5. Poor publicity – firms that engage in environmental destruction get bad reputations and can be seen to lose out on financial gains

6. Cost of developing new environmentally responsible products

Opportunities for Businesses being socially responsible

1. Better public image – Irish firms “green image” in the EU can be seen to be a valuable marketing tool.

2. Employees – these firms find it easy to attract employees and if they are treated fairly they will be more motivated working in the business.

3. Banks/building societies – are sensitive to environmental issues so firms that have a similar mindset will be looked upon more favourably when they are looking for loans.
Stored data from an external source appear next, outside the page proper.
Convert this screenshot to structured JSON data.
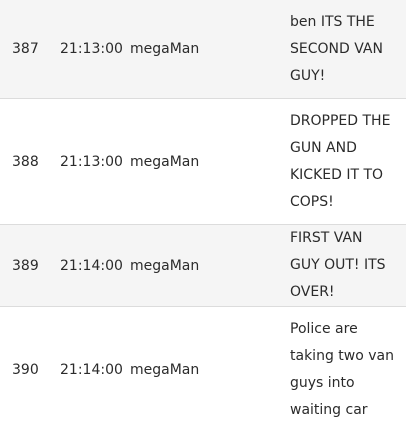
{
  "rows": [
    {
      "id": "387",
      "time": "21:13:00",
      "user": "megaMan",
      "message": "ben ITS THE SECOND VAN GUY!"
    },
    {
      "id": "388",
      "time": "21:13:00",
      "user": "megaMan",
      "message": "DROPPED THE GUN AND KICKED IT TO COPS!"
    },
    {
      "id": "389",
      "time": "21:14:00",
      "user": "megaMan",
      "message": "FIRST VAN GUY OUT! ITS OVER!"
    },
    {
      "id": "390",
      "time": "21:14:00",
      "user": "megaMan",
      "message": "Police are taking two van guys into waiting car"
    }
  ]
}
4. Customers – responsible businesses attract responsible customers and as a result remain loyal to the company

5. Cost reduction – using clean & safe production systems will help to reduce costs in the long term as if they start responsibility it will not lead to any hiccups occurring.
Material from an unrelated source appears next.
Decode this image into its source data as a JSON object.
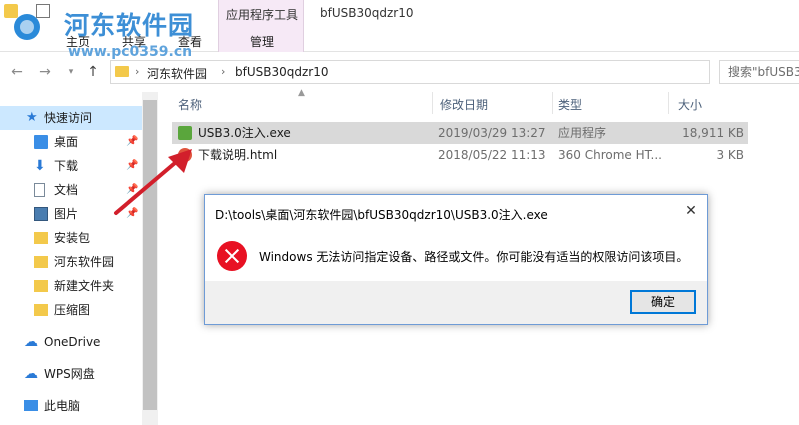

Managing Social Responsibilities

➢ The reaction strategy

A business reacts when the problem occurs. This can be seen as the management not believing to spend money in this area as the believe it to be unnecessary.

➢ The accommodation strategy

Firms that agree to put things right when they initially find out about them. When the problem is sorted out they go back to putting environmental issues last on the list of things they must do. Short-term solutions.

➢ The pro-active strategy

A firm that anticipates the problems before they occur. These firms start as they mean to go on. These firms are the minority, as they do not wait for the problems to catch them out.

Definitions

1. Social Audit- this is a checklist against which a business can measure its ability to be socially responsible.

2. EPA (Environmental protection agency)- In Ireland the EPA is set up to monitor all environmental issues. The EPA can penalise firms that can be seen to be damaging the environment.